In the run-up to the Singur and Nandigram agitation against the land acquisition, the PDS allied with Mamata Banerjee’s Trinamool Congress. Choudhury, who was a CPM central committee member and MP before he left the party, also had close association with another CPM leader Subhas Chakraborty, who died last year. “We will also offer condolences on the death of Subhas Chakraborty at our party conference,” said Putotunda.
According to sources, the party is maintaining close contacts with those political leaders who have either been expelled or have left the CPM. “We are in touch with former Lok Sabha Speaker Somnath Chatterjee. We feel that those who raise their voice against the hardliners in the CPM will not be allowed to continue,” said a PDS leader.
At the convention, the party leaders will pass a resolution on Basu in which the present generation of politicians will be urged to learn from the veteran leader’s life.

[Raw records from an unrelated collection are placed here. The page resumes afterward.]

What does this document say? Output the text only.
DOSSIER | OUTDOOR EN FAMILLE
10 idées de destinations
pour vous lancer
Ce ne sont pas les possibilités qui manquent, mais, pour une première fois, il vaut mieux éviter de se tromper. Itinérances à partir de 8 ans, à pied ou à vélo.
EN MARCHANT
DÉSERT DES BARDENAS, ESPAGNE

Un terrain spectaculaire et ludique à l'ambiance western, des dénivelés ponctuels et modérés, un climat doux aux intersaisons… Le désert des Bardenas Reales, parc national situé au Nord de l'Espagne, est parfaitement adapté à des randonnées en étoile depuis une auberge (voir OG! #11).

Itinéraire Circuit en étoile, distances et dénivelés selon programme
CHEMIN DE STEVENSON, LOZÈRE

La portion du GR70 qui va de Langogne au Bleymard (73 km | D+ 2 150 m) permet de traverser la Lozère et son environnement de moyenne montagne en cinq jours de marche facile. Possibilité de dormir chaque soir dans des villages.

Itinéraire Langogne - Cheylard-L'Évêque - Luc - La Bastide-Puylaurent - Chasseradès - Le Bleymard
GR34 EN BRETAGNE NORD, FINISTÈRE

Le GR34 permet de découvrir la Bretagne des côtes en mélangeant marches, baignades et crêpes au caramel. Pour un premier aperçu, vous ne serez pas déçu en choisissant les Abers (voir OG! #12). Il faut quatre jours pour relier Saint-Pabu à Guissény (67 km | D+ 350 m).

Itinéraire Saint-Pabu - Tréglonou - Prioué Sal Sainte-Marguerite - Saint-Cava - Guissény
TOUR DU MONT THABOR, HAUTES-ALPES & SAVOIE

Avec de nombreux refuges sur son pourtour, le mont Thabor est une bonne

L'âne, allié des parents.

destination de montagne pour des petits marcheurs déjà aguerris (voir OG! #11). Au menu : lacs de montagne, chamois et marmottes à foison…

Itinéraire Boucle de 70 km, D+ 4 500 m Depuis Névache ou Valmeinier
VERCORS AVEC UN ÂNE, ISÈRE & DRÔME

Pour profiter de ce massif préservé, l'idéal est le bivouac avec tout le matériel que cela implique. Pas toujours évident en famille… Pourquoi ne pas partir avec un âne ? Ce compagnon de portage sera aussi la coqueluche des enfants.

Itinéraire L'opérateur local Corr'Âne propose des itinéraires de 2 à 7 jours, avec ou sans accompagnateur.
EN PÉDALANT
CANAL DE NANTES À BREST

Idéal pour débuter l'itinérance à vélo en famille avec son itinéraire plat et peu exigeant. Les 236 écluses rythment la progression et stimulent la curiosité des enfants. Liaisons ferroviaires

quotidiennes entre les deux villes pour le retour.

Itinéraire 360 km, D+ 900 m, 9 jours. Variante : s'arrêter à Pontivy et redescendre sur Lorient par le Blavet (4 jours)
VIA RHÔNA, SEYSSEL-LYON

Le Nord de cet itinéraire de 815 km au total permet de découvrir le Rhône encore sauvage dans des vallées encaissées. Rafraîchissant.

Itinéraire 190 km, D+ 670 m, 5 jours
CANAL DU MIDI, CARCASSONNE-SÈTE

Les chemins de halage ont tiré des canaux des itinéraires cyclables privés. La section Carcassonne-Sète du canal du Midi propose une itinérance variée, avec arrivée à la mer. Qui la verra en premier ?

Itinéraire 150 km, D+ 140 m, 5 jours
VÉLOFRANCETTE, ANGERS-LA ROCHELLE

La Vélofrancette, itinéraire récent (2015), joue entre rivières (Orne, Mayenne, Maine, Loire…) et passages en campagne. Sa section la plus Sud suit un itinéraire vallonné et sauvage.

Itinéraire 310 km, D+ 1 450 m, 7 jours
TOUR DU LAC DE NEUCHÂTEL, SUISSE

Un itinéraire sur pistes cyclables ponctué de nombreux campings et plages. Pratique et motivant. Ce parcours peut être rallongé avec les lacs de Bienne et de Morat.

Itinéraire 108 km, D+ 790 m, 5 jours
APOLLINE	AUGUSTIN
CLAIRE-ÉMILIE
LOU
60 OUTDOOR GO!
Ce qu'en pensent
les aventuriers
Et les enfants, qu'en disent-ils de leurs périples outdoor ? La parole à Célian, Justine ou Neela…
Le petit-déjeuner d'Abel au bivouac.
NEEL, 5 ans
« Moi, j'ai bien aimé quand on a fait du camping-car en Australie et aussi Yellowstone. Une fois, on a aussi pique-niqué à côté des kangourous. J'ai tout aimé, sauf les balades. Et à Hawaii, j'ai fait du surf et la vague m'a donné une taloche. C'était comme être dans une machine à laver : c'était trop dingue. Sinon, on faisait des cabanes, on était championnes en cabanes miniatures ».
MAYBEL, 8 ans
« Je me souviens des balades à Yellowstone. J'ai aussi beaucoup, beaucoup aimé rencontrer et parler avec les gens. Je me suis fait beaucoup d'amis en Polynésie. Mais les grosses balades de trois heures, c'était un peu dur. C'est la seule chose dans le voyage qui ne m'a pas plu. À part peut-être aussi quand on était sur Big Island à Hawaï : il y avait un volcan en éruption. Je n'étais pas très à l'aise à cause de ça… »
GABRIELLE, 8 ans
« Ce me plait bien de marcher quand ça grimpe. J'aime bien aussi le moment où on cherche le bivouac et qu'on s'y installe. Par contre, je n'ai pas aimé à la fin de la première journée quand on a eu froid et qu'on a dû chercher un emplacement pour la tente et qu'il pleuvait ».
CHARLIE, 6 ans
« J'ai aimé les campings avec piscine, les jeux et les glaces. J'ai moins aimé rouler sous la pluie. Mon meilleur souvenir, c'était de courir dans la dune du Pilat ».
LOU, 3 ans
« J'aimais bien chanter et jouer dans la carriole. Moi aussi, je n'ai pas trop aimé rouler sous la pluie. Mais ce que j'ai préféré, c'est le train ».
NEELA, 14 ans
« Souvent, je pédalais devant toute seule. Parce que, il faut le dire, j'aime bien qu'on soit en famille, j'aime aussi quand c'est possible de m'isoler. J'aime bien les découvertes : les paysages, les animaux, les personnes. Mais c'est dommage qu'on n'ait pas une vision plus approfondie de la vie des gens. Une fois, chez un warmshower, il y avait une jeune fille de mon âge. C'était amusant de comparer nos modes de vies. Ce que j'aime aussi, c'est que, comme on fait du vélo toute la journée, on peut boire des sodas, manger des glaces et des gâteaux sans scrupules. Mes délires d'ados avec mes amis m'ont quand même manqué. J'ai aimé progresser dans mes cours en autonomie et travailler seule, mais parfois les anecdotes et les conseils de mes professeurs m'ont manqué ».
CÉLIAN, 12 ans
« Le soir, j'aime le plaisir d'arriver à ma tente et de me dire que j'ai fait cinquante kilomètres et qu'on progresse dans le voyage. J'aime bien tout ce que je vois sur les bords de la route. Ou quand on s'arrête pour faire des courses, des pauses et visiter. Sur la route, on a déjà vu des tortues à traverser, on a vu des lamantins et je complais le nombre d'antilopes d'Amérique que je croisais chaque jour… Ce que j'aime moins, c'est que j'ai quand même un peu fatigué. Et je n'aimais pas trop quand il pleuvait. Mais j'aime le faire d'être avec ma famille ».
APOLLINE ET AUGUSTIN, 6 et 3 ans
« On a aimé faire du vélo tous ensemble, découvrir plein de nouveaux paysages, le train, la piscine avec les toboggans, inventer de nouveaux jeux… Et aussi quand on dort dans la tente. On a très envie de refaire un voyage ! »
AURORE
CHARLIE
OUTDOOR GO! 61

The draft resolution reads: “His (Basu’s) life will show the path to all the democratic movement of the country and will encourage all political leaders and activists. The Communist party under the leadership of Jyoti Basu had a separate identity from the well-known Communist fashion.”
“We think Jyoti Basu was not only a leader of CPM but he had also shown how democratic institutions could be used for the uplift of poor people,” said Putotunda.
The body may not be dissected
The famous 95-year-old body that has provided the latest spurt to body donation is now just a number at SSKM. “In medical research, ethically, we cannot divulge whose body is being dissected or whose skeleton is being used in teaching. The serial number of Jyoti Basu’s body will remain confidential forever,” said the hospital’s Head of the Anatomy Department, Dr Asish Kumar Dutta. It was reliably learnt, meanwhile, that Basu’s body will not be dissected. Efforts are on to preserve the organs, if possible. The skeleton will be retained in the hospital’s anatomy museum as an anonymous specimen. A body normally cannot be dissected after 48 hours of death, doctors at SSKM said. Basu passed away before noon on Sunday and the body reached the hospital only on Tuesday evening. “For dissecting a body, proper embalming is most important. It must be done as soon after death as possible, but definitely within 24 hours,” Dr Dutta said.